Rebecca Kuang, après avoir bluffé tout le monde avec sa trilogie fantastique The Dragon Republic, m'avait happé l'inconscient, le propulsant dans l'un des interstices qui résident entre les langages. Je sais, dit comme ça, c'est difficile à comprendre; mais c'est bel et bien ce que je veux dire, et le mieux pour me suivre sur ce terrain, c'est d'aller lire BABEL, là, maintenant, tout de suite, sans attendre, séance tenante, immédiatement, quoi, vous êtes encore là?
Yellowface est donc le premier roman "mainstream" de RF Kuang. Entendez par là qu'il ne relève pas d'un genre particulier. Mais ce n'est pas qu'un polar et il serait étrange de le ranger dans la catégorie "littérature blanche".. puisque ce n'en est pas. C'est de la littérature jaune. Mais pas jaune comme vous le croyez.

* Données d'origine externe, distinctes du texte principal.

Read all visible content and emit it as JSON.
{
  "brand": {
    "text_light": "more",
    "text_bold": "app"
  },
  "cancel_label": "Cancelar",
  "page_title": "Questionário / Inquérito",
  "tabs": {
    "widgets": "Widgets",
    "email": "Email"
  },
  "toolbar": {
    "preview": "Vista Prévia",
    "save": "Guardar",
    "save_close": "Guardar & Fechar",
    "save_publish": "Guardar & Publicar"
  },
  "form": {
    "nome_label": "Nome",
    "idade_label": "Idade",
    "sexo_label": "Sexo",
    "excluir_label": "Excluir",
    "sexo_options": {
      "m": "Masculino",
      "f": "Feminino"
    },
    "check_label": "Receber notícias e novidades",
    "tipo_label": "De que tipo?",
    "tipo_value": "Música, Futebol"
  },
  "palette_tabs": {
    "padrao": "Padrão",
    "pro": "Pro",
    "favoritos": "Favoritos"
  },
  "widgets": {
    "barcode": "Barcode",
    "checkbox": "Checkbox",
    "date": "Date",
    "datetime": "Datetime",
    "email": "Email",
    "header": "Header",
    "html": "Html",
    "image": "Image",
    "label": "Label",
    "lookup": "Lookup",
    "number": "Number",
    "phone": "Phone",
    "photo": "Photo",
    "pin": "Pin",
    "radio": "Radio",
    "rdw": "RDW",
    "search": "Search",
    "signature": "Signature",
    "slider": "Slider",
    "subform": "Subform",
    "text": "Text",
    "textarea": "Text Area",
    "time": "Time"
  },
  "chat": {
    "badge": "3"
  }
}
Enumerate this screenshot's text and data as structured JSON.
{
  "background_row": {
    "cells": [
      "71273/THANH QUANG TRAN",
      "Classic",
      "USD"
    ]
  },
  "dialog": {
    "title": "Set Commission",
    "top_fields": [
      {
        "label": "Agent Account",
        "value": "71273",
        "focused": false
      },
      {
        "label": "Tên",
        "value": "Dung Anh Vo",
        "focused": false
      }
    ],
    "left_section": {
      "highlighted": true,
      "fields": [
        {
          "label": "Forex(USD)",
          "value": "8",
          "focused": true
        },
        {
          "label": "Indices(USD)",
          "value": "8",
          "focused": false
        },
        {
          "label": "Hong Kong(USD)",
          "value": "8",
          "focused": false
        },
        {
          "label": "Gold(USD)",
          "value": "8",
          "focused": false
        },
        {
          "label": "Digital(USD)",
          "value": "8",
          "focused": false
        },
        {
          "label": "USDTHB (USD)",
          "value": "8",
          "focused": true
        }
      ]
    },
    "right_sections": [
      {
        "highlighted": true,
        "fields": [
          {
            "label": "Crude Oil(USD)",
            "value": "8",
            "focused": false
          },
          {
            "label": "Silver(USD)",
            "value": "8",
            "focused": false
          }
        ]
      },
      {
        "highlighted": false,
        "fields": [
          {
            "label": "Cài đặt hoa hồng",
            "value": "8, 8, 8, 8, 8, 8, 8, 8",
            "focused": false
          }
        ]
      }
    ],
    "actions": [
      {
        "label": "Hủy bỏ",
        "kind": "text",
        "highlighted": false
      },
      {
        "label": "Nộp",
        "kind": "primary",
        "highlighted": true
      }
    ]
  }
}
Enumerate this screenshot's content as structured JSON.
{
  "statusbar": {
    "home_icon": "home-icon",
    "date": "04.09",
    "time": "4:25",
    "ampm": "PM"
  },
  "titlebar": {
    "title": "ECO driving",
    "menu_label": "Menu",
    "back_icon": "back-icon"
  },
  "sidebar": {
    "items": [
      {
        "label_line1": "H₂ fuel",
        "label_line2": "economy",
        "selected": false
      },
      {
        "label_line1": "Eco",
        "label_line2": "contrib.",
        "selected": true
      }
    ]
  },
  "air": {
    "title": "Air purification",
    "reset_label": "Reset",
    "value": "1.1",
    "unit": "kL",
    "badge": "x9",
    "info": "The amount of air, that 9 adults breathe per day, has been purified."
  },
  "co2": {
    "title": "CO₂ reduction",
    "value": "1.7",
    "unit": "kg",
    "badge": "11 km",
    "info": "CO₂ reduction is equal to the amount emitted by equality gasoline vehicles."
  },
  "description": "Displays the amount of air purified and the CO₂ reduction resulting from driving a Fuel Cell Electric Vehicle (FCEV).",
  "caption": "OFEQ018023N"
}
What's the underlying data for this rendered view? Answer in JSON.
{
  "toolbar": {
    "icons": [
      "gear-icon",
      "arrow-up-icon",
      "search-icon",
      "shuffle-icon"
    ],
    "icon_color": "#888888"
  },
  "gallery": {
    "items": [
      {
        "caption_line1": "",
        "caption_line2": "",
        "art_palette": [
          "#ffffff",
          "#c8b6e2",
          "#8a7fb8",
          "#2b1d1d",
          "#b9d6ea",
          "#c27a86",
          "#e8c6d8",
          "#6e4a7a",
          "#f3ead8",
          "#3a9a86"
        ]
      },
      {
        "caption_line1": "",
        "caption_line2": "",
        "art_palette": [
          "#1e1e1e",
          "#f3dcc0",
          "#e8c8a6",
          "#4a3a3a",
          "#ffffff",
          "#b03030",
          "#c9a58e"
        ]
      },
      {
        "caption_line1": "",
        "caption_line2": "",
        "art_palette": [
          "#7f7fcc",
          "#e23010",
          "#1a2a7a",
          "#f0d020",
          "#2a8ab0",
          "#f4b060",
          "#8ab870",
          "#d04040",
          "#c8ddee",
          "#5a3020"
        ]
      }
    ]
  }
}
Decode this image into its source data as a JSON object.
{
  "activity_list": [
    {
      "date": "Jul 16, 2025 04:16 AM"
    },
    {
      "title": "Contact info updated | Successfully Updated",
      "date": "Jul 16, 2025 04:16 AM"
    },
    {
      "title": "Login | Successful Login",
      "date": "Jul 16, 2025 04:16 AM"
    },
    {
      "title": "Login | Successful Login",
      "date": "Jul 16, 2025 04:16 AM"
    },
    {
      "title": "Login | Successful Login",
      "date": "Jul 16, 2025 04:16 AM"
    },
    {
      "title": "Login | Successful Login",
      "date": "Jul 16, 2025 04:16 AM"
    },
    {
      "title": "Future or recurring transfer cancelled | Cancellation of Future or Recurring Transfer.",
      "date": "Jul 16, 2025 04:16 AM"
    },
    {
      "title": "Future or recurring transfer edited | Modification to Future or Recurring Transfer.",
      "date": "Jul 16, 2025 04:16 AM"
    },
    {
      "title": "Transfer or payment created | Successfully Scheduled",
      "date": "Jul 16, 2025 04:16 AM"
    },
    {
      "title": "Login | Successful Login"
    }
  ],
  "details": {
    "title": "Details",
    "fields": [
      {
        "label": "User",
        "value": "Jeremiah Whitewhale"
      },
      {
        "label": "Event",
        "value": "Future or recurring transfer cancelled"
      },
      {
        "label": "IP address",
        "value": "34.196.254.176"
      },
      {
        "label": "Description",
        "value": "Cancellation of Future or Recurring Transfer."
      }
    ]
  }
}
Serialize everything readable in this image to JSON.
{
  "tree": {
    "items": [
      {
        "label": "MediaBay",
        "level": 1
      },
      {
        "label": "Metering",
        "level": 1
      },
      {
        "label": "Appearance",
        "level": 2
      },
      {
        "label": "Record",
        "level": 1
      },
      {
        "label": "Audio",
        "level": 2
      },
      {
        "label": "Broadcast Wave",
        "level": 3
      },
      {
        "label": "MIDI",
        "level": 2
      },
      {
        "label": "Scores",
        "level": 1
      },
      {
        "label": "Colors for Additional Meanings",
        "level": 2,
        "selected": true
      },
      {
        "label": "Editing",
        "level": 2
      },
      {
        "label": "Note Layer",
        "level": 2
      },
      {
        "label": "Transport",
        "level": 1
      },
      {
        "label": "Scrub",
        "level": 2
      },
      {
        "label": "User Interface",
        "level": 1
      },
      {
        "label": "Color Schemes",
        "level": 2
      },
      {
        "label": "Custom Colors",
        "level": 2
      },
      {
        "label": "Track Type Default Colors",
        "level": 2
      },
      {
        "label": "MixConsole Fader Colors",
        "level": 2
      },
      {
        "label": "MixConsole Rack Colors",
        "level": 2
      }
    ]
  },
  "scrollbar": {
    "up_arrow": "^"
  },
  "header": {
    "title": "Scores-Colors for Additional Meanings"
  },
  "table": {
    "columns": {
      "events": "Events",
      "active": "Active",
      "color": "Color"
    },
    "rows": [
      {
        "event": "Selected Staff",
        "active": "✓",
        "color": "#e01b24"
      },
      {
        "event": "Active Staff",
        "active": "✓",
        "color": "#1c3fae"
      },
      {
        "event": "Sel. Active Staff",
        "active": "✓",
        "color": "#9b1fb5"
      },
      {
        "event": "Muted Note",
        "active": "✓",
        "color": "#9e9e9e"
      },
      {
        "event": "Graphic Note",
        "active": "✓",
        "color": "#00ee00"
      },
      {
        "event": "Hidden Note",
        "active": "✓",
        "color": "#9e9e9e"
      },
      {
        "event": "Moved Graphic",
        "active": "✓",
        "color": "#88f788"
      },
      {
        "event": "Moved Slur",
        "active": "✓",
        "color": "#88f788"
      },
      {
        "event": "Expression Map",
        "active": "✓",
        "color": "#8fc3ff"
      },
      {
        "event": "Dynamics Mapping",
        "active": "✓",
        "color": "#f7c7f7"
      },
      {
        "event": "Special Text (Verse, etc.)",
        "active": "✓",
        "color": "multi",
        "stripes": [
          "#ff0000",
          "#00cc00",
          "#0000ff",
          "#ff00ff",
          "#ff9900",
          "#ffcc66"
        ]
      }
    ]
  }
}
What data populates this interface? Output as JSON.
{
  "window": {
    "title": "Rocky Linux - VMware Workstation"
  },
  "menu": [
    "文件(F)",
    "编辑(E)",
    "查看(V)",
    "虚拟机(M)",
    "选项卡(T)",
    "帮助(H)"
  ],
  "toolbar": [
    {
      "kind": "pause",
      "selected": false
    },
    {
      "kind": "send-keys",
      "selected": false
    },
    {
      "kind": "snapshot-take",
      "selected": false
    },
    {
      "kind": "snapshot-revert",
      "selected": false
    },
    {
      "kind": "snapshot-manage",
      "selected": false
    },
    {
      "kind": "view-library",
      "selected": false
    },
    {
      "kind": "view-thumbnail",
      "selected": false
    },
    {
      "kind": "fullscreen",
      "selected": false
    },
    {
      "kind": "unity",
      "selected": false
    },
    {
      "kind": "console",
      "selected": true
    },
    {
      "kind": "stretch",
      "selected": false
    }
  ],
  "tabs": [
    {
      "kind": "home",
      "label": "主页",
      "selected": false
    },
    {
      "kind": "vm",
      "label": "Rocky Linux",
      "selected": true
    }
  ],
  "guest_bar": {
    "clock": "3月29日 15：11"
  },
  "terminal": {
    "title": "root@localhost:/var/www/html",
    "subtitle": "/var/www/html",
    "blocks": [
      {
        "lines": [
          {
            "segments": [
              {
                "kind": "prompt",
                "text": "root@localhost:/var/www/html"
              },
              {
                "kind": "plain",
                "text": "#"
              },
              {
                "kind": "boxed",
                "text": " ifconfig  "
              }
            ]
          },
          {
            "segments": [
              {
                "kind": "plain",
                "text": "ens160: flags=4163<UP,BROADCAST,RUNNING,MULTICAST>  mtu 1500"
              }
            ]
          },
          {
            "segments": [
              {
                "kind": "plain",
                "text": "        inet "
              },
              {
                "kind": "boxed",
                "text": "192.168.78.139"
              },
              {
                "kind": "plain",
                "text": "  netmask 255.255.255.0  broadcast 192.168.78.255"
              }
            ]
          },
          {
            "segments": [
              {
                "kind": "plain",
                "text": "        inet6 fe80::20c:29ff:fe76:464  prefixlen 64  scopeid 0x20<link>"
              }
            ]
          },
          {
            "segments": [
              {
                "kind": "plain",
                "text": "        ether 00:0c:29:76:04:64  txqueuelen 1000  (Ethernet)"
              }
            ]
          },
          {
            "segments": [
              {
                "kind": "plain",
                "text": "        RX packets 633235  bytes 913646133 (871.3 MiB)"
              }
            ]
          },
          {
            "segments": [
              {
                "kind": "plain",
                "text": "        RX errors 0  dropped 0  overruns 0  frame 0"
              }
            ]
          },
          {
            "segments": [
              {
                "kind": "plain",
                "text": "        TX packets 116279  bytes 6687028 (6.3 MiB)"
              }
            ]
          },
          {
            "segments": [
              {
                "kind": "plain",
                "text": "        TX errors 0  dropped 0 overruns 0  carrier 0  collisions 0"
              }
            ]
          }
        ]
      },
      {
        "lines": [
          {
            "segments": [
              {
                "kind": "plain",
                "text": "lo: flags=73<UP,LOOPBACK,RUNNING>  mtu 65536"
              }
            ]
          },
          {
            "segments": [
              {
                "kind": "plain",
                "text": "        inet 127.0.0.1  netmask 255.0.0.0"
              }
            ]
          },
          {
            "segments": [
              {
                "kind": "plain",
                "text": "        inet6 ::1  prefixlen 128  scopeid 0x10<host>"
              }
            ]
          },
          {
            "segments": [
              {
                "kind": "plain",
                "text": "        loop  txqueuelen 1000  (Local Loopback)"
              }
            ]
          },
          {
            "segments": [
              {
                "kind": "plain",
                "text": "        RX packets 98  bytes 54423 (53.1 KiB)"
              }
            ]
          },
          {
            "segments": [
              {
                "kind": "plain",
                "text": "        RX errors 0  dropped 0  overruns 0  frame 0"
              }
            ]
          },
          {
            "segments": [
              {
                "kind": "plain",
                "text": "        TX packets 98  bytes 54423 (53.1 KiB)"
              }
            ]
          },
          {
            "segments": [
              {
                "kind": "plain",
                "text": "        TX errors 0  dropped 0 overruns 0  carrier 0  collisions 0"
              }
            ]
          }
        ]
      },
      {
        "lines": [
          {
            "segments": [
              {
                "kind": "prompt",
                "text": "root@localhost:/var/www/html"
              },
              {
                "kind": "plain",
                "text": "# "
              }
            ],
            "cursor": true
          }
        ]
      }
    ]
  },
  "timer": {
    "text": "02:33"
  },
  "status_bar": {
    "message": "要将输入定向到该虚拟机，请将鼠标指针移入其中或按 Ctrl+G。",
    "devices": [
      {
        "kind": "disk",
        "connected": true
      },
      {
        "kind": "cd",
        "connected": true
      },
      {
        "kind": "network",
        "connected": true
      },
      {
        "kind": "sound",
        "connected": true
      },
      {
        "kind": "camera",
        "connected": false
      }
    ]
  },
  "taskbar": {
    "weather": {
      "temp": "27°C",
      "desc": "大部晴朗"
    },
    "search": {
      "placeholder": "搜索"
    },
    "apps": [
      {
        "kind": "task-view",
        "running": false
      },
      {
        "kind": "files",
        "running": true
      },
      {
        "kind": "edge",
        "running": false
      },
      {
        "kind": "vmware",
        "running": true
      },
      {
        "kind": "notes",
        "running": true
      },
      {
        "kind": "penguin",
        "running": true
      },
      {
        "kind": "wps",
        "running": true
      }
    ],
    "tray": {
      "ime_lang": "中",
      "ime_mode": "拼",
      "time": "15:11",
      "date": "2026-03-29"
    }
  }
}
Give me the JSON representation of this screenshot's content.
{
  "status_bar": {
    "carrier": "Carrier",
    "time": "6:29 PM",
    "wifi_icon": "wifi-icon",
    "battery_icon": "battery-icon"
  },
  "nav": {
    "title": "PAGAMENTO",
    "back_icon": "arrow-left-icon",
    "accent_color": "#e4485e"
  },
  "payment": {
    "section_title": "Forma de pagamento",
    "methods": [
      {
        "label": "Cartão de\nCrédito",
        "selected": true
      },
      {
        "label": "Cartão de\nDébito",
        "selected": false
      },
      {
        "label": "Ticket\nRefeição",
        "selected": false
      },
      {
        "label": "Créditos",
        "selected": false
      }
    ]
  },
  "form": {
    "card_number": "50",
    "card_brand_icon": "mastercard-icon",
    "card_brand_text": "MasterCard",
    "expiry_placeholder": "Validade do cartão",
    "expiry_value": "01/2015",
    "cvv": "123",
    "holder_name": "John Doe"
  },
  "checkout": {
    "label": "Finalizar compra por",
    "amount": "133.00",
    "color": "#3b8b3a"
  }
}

Bon. Vous avez compris que Kuang est quelqu'un qui aime naviguer entre les courants; et c'est pour ça que je l'aime. Qu'il faut l'aimer. (Oui, toi aussi, au fond, qui ne lis que du Stephen King.)
Pour dire à quel point elle aime naviguer en eaux troubles (j'emploie ce mot dans son sens le plus frissonnant, catégorie "Vous me troublez; surtout, n'arrêtez pas, je vous en supplie.."), le concept même de Yellowface est quasi-impossible à traduire aisément en français. "Visage jaune" n'a guère d'impact raciste; et "face de citron" est plus une insulte qu'une mauvaise habitude sociale (puisque cela renvoie au concept de "blackface"). Il faudrait chercher entre deux. (Au passage, si vous avez été choqué/e par ces expressions, c'est que vous vivez dans un cocon pré-XIXe siècle; il est vraiment temps de sortir du stade larvaire. De toute façon, n'ayez crainte: aucun éditeur français n'aura les couilles de titrer ce livre comme il le faudrait. Je parie ici un porte-avions en platine irradié contre un Schtroumpf en plastique que l'édition française portera un titre "inoffensif".. pardon, je voulais dire "sensitive-proof".
Allez, je résume l'histoire en deux coups de cuillère à pot: une jeune romancière blanche réussit enfin à percer grâce au dernier manuscrit d'une romancière asiatique à succès morte, manuscrit qu'elle a littéralement prélevé sur son cadavre. Mais tout se paye et la vérité finira par faire ce qu'elle fait de mieux: sortir du puits, nue et redoutable.
Avec cet argument, Woody Allen (celui des années 90) nous aurait fait un bon petit thriller; et Donna Tartt nous aurait fait une suite intéressante au Maître des Illusions. Mais RF Kuang va beaucoup plus loin et nous propulse à travers le miroir de la complaisance (attention aux éclats coupants) dans les limbes du racisme décomplexé chronique de l'espèce blanche de peau ; vous savez? celle qui colonise la planète depuis six siècles et répand son "modèle" industrialo-culturalo-civilisationesque comme s'il était inévitable, génial, unique et volontaire. Et qui n'a toujours pas compris les sens du mot "normal".
C'est fort, c'est habile, c'est jubilatoire, c'est sans concession, c'est une preuve de plus que le métissage sauvera l'humanité, ça ne plaira pas aux cons et c'est tant mieux. Et quand je vois que RF Kuang n'a que 26 ans, je me dis que je ne vivrai jamais assez vieux pour savoir jusqu'où elle ira.